CEDAR FALLS, Iowa -- Hillary Clinton today brushed off a new poll number showing a significant drop in support among women, telling reporters at a campaign stop in Iowa that the numbers are simply part of the natural “ebb and flow” of campaigns.
"You know, I’m not one of those who ever thought this was going to be a straight shot,” the Democratic presidential candidate told reporters following a “Women for Hillary” rally at the University of Northern Iowa in Cedar Falls. "I’ve been and around enough campaigns to know there’s an ebb and flow. Polls go up and down, people’s attention and decision making changes over time.”
Clinton’s remark came in response to a reporter’s question about a new ABC News/Washington Post poll showing Clinton with 42 percent support among women -- a 29-point drop since mid-summer. (In July, the poll showed Clinton with 71 percent support among women.)

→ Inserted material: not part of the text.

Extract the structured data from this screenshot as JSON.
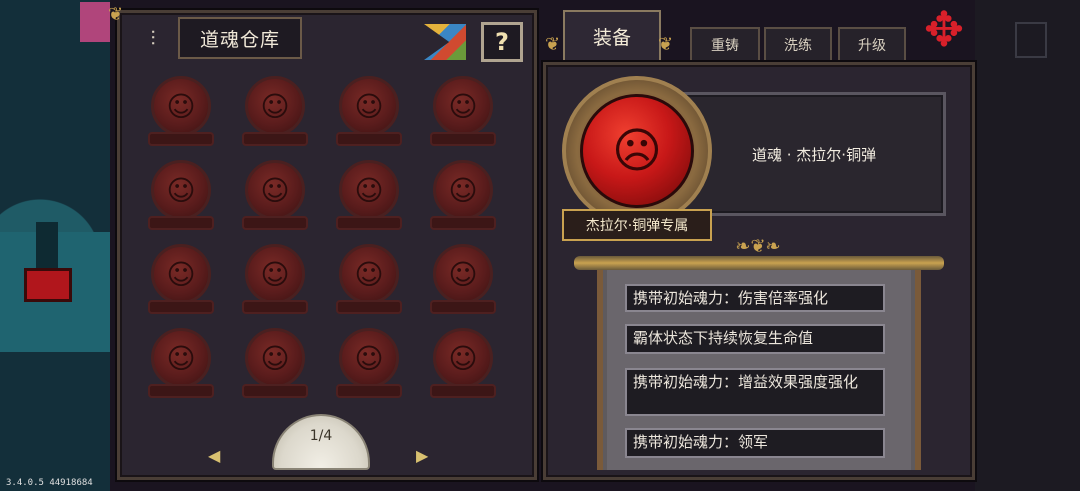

Despite these dropping numbers, which many attribute in part to her handling of the email controversy throughout the summer, Clinton told reporters she remains “very confident” about the trajectory of her campaign.
"I feel very confident about where we are in the campaign and very committed to doing everything I can to make my case as effectively as possible to women and men, and I think that will be successful,” Clinton added at her event today -- the focus of which was women.
During her prepared remarks, which she delivered before a crowd of roughly 500 people at an auditorium on the college campus, Clinton outlined her plan to combat sexual assault on universities across the country.
"I want to send a message to every survivor of sexual assault,” Clinton said. “Don’t let anyone silence your voice. You have the right to be heard. You have the right to be believed, and we are with you as you go forward."
Following the speech, Clinton was also asked twice -- once by a 20-year-old sophomore at the university and once by a local reporter -- about Democratic presidential candidate Bernie Sanders, who is gaining on Clinton in the polls and seeing growing support among young people.
Clinton once again declined to note policy differences between the two candidates, but said she is not threatened by his surge.
“I’m not,” Clinton said when asked by a reporter if she is worried about him in Iowa. “I’m not because you’re supposed to have an election, you’re supposed to have a contest and I think it’s great there’s so much interest on the Democratic side.”
Earlier, Clinton noted that “he’s doing a great job” and said "there will be plenty of times for us to debate” (referring to the first Democratic debate next month).
Alexander Fox, the student who asked Clinton about Sanders, later told ABC News that he was hoping Clinton would have named some specific policy differences between the two candidates because he’s “kind of undecided.” But in the end, he's "really hoping a Democratic candidate wins. Just not Donald Trump," he said.
Clinton’s one-day swing through Iowa comes two days before the second Republican presidential debate on Wednesday. She told reporters that even if she has to watch on a delay, she does plan on watching.
“I do obviously watch it,” Clinton said, “And watch how each of the Republicans is out of touch and out of date.”